2014-03-07 Thread Claudio Canepa

New submission from Claudio Canepa:

0. windows specific

i. In the pyglet library, written for py2 and officially running in 3 after the 
stock installation that does the 2to3 conversion

ii. Omitting files which are unimportant for the issue, the package dir looks as

pyglet
   image
  codecs
 pil.py
(each package - subpackage has a proper __init__.py)

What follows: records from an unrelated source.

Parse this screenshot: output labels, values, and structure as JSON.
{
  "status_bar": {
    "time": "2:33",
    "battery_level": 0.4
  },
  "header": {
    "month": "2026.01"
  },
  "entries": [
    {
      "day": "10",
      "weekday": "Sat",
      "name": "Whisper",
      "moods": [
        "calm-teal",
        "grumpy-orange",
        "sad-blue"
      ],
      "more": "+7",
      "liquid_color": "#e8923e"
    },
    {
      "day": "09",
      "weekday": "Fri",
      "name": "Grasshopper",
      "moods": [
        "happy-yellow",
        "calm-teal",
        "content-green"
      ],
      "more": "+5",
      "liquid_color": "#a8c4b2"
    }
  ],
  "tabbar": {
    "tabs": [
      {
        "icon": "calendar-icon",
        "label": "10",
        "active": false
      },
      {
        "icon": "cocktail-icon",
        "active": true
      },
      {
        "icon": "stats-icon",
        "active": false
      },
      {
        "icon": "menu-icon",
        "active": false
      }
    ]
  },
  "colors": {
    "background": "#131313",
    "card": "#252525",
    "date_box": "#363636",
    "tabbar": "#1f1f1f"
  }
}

iii. In the pyglet repository checkout, near the begining of pil.py theres the 
block

try:
import Image
except ImportError:
from PIL import Image

That PIL refers to the pillow package (fork of PIL, and yes it its the 
recommended import line in pillow's doc)

iv. after installing with
   cd working_copy
   py -3.3 setup.py install

the same block looks as

try:
import Image
except ImportError:
from .PIL import Image

which is wrong, and precludes pyglet to import Pillow.

v. I tracked the problem to (CPython) LIB/lib2to3/fixes/fix_import.py

In  method FixImport.probably_a_local_import the heuristic is
if 'import name' is seen, look if theres a sibling file with that name, and if 
exists assume it needs to be a relative import

The problem is that the implementation uses os.path.exists to check sibling 
existence, but that has false positive cases due to Windows case-insensivity 
for filenames.

Module names are case-sensitive.

So, the import machinery would never match PIL to pil, but the code in 
fix_import.py will merrily match.

vi. To verify the issue I patched fix_import.py, deleted the old pyglet install 
under 3, reinstalled: Now the block is unmolested.
Attached the diff with the fixed code (diff obtained with the GNU C utils)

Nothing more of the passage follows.